Sabemos que o Pólo Norte magnético da Terra não está alinhado com o Pólo Norte em um mapa do mundo – ele vagou, em um ritmo glacial, cerca de 2.400 milhas desde sua primeira descoberta em 1831, segundo a Administração Nacional Oceânica e Atmosférica (NOAA). )

O que os cientistas não esperavam, no entanto, é que o Pólo Norte magnético esteja vagando em direção à Sibéria em um ritmo crescente , relata o Science Alert . Chegou a cruzar o meridiano de Greenwich, a linha invisível que determina os fusos horários, pela primeira vez em sua história registrada.

Isso poderia causar estragos em sistemas de posicionamento, operações militares e outros processos que dependem da medição do polo magnético.

Verificou-se que o Pólo Norte magnético estava flutuando em direção à Rússia a cerca de 55 quilômetros por ano, diminuindo recentemente para apenas 25. Apesar da desaceleração mais recente, “o movimento desde os anos 90 é muito mais rápido do que em qualquer momento há pelo menos quatro séculos”. O especialista em geomagnética Ciaran Beggan, do British Geological Survey (BGS), disse ao Financial Times .

“Realmente não sabemos muito sobre as mudanças no núcleo que o impulsionam”, acrescentou Beggan.

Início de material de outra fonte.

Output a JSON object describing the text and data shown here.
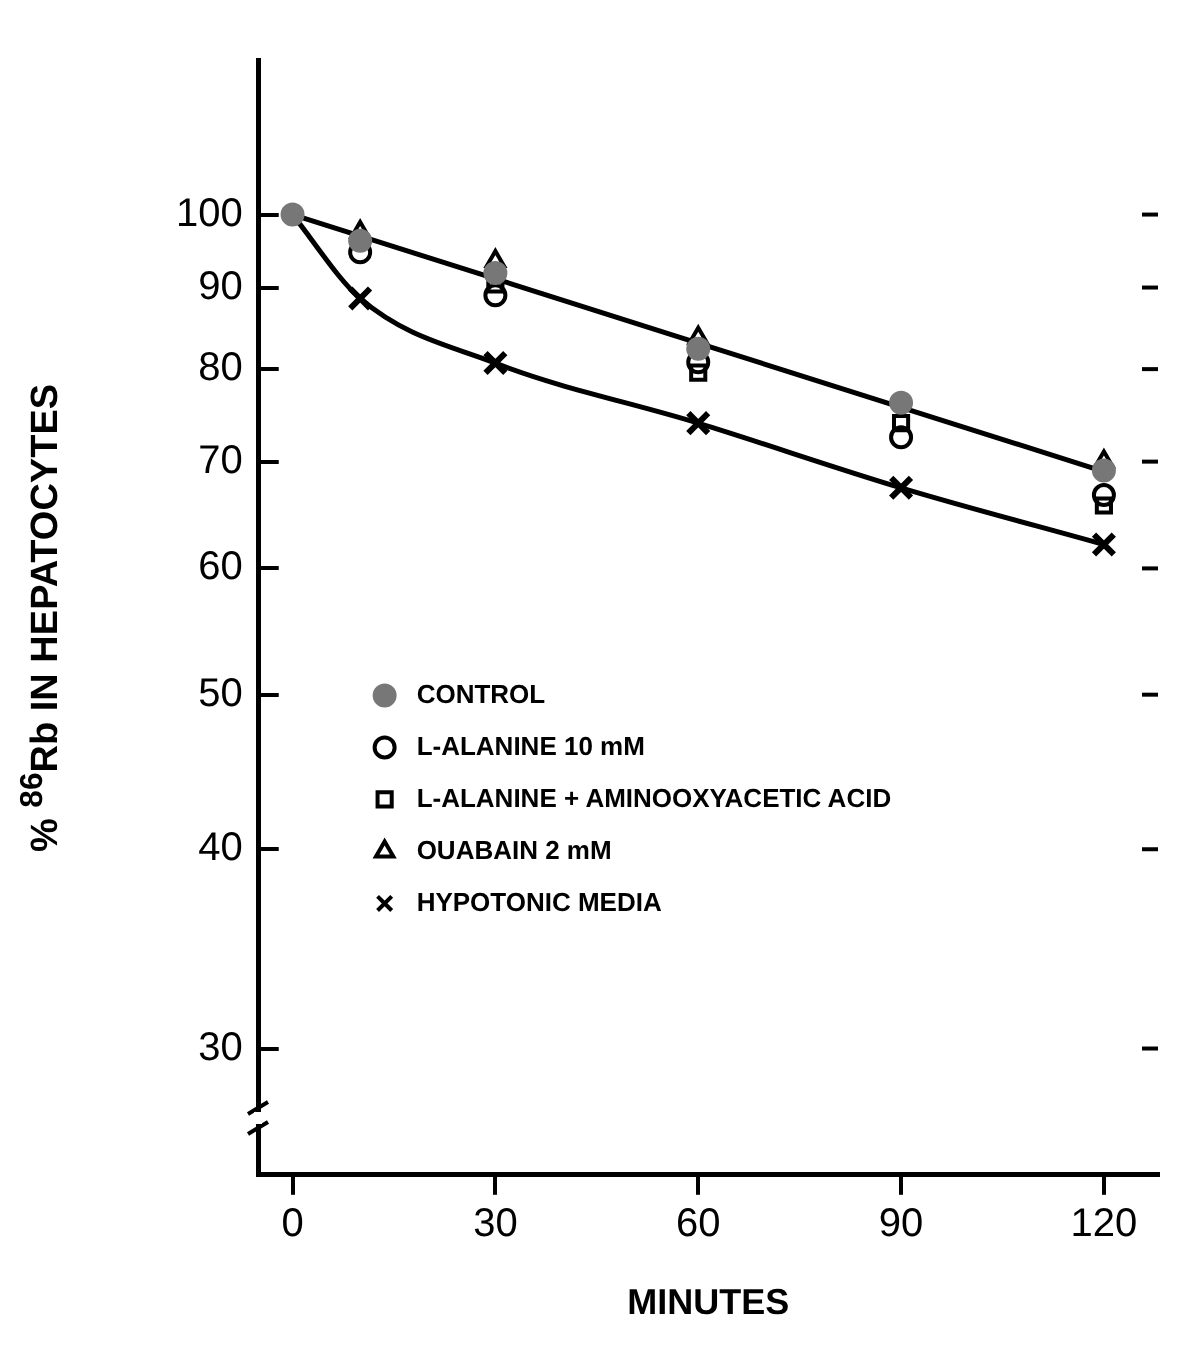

Na semana passada, os cientistas revelaram a nova versão do World Magnetic Model, um modelo representacional que ajuda os sistemas de navegação a se alinharem com a realidade geográfica, lançado a cada cinco anos. A última atualização foi lançada em 2015, tornando essa atualização um pouco mais cedo – uma tentativa intencional de acompanhar o ritmo cada vez maior do movimento do norte magnético.

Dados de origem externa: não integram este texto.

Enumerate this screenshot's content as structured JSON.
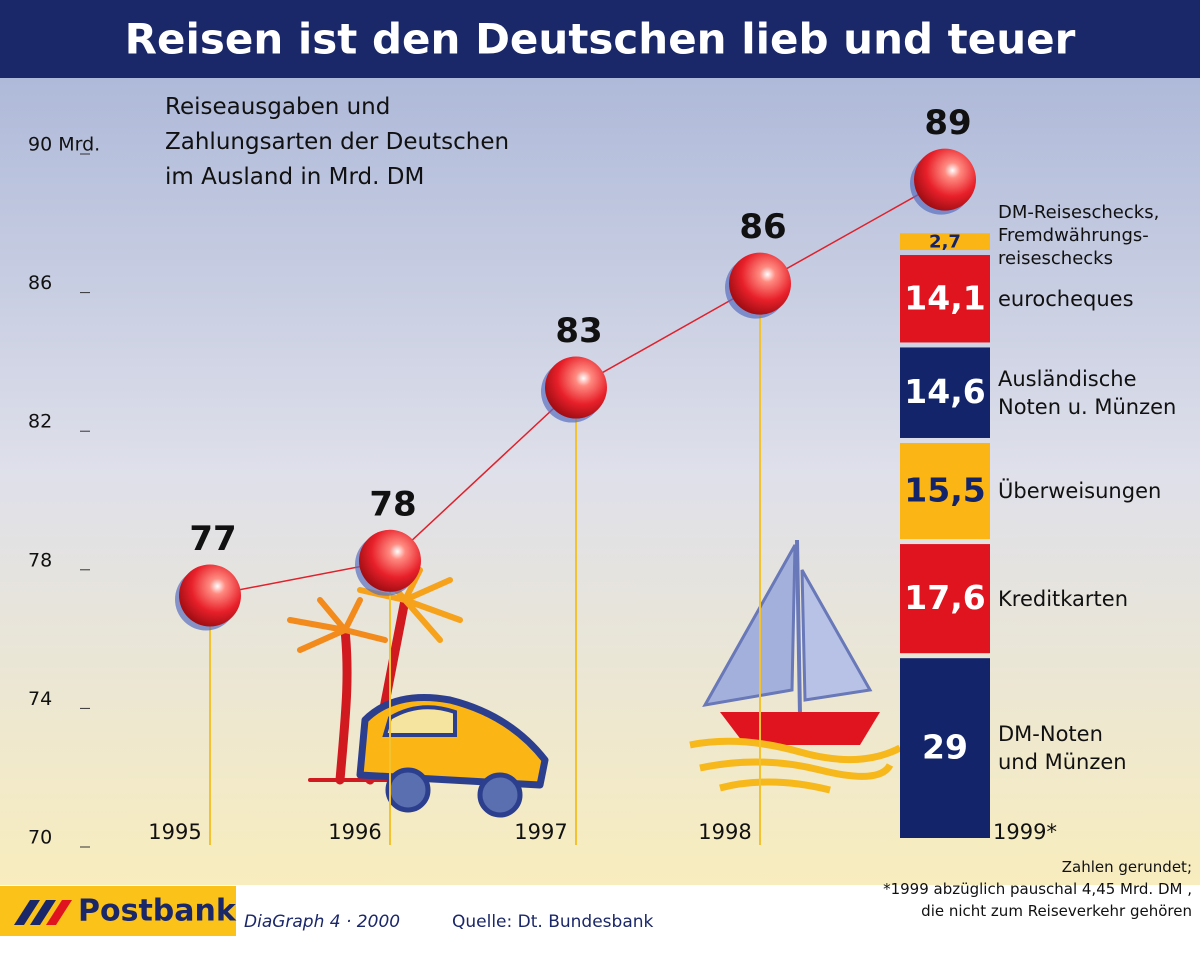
{
  "chart_data": {
    "type": "line",
    "title": "Reisen ist den Deutschen lieb und teuer",
    "subtitle": "Reiseausgaben und\nZahlungsarten der Deutschen\nim Ausland  in Mrd. DM",
    "categories": [
      "1995",
      "1996",
      "1997",
      "1998",
      "1999*"
    ],
    "values": [
      77,
      78,
      83,
      86,
      89
    ],
    "color": "#e0202a",
    "ylim": [
      70,
      90
    ],
    "yticks": [
      70,
      74,
      78,
      82,
      86,
      {
        "value": 90,
        "label": "90 Mrd."
      }
    ],
    "breakdown": {
      "categories": [
        "DM-Noten\nund Münzen",
        "Kreditkarten",
        "Überweisungen",
        "Ausländische\nNoten u. Münzen",
        "eurocheques",
        "DM-Reiseschecks,\nFremdwährungs-\nreiseschecks"
      ],
      "values": [
        29,
        17.6,
        15.5,
        14.6,
        14.1,
        2.7
      ],
      "value_labels": [
        "29",
        "17,6",
        "15,5",
        "14,6",
        "14,1",
        "2,7"
      ],
      "colors": [
        "#14246a",
        "#e0141e",
        "#fbb515",
        "#14246a",
        "#e0141e",
        "#fbb515"
      ]
    },
    "notes": "Zahlen gerundet;\n*1999 abzüglich pauschal 4,45 Mrd. DM ,\ndie nicht zum Reiseverkehr gehören",
    "brand": "Postbank",
    "credit": "DiaGraph 4 · 2000",
    "source": "Quelle: Dt. Bundesbank"
  }
}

As flutuações podem ser causadas por fluxos de jato de ferro líquido dentro do núcleo da Terra, embora os cientistas estejam apenas começando a entender essa dinâmica. Um relatório de janeiro publicado na Nature sugere que poderia ter algo a ver com ondas hidromagnéticas das profundezas do núcleo do planeta.

Embora não seja a primeira reversão do campo magnético da Terra, os especialistas prevêem que essa inversão não ocorrerá por centenas a milhares de anos, como relata o FT – a última reversão ocorreu 780.000 anos atrás.